Outra grande qualidade da produção está em seus personagens, que foram criados e desenvolvidos com maestria. Molly, que de início me causou certa repulsa, cresceu dentro da trama a partir do momento em que o roteiro passou a explorá-la de maneira menos cômica, e seu encontro com Gus me fez torcer intensamente pela dupla de mocinhos. Esse equilíbrio acaba funcionando bem, protagonistas e antagonistas que caíram no gosto do público.
Fargo também exala qualidades técnicas, com uma fotografia excelente e uma trilha sonora (muito dela vem do filme) de dar gosto. Em alguns momentos era possível sentir arrepios com um simples efeito sonoro, e além da influência do próprio filme, consegui enxergar semelhanças com Twin Peaks em vários aspectos.
A série se aproveitou do ambiente do filme para criar uma história excelente, apresentando um contraste entre o puro e o perverso, mas ao mesmo tempo enfatizando um universo onde é difícil distingui-los. Parece contraditório, mas é exatamente o que ocorre: A trágica família de Lester e a união de Gus e Molly, as diversas mortes e a gravidez, a coragem e a covardia. Fargo utiliza de seu exagero para tornar possível a visibilidade das diferenças entre coisas, que de tão próximas, parecem iguais, sem sentido, mas que aqui ganham um significado.
Aliás, a tensão psicológica causada por Lorne Malvo sonda a narrativa. As atitudes do personagem, interpretado pelo incrível Billy Bob Thornton, são únicas, intimidam não só seus inimigos, mas o próprio espectador. Após o salto temporal, no momento em que Lester se julga capaz de enfrentar Malvo num elevador, somos agraciados com uma das cenas mais cruéis e desesperadoras do ano.

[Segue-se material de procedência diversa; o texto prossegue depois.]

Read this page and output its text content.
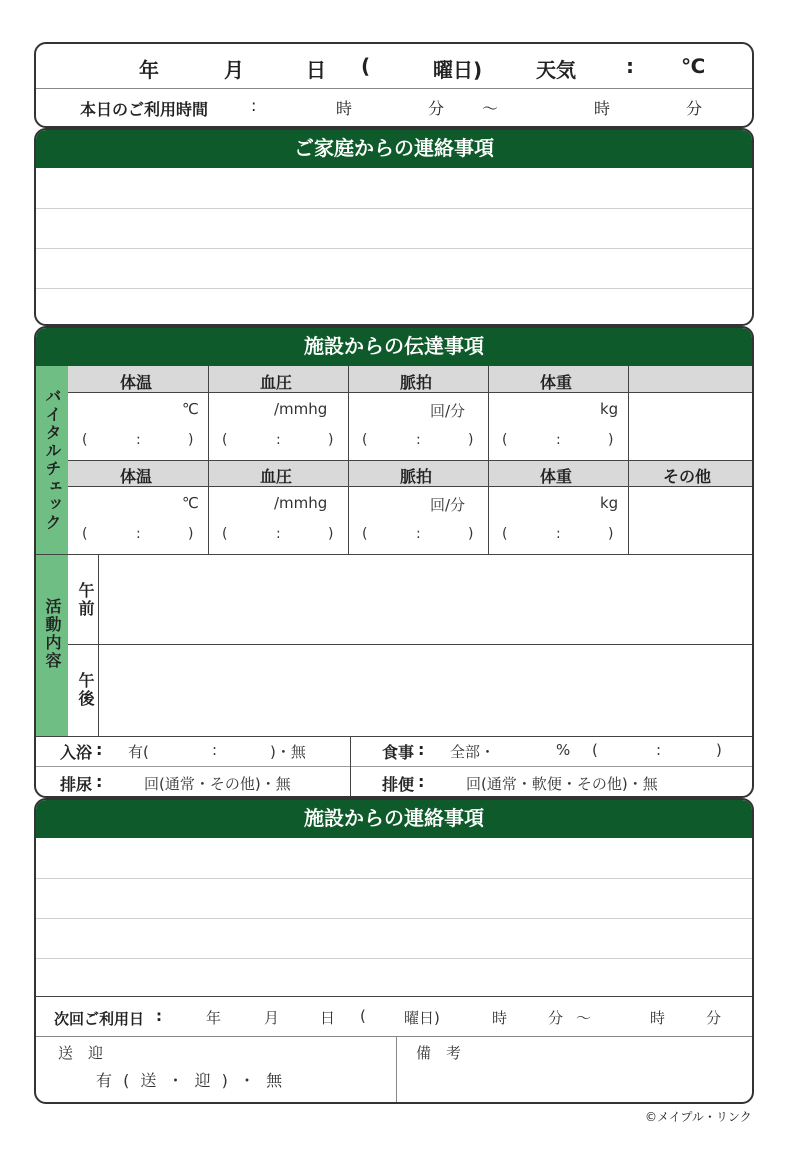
年	月	日 (	曜日)	天気	: ℃
本日のご利用時間	:	時	分 〜	時	分
ご家庭からの連絡事項
施設からの伝達事項
バイタルチェック
活動内容
体温	血圧	脈拍	体重
体温	血圧	脈拍	体重	その他
℃	/mmhg	回/分	kg
(	:	) (	:	) (	:	) (	:	)
℃	/mmhg	回/分	kg
(	:	) (	:	) (	:	) (	:	)
午前
午後
入浴 : 有(	:	)・無	食事 : 全部・	% (	:	)
排尿 :	回(通常・その他)・無	排便 :	回(通常・軟便・その他)・無
施設からの連絡事項
次回ご利用日 :	年	月	日 (	曜日)	時	分 〜	時	分
送　迎
有 ( 送 ・ 迎 ) ・ 無
備　考
©メイプル・リンク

Tudo em Fargo parece milimetricamente calculado. Ao mesmo tempo a sensação causada pela obra se intensifica conforme vamos nos envolvendo com cada personagem, a insegurança paira, em qualquer momento é possível que alguém morra. Uma série que utilizou suas qualidades para criar uma tensão e experiência única na tv. Com personagens bem construídos, diálogos fortes, e uma trama intrigante a obra conseguiu desenvolver sua premissa com calma, utilizando cada um de seus dez episódios de maneira relevante, sem soar cansativa por sequer um segundo. Sem dúvidas uma das melhores produções do ano, se não a melhor.
Observação nº 1: Fargo não é uma história real. Nem o filme, nem a série. Tudo não passa de uma brincadeira dos produtores.
Observação nº 2: O FX já cogita uma 2ª temporada para a produção que foi projetada como uma minissérie. No caso a ambientação seria a mesma, porém com novos personagens.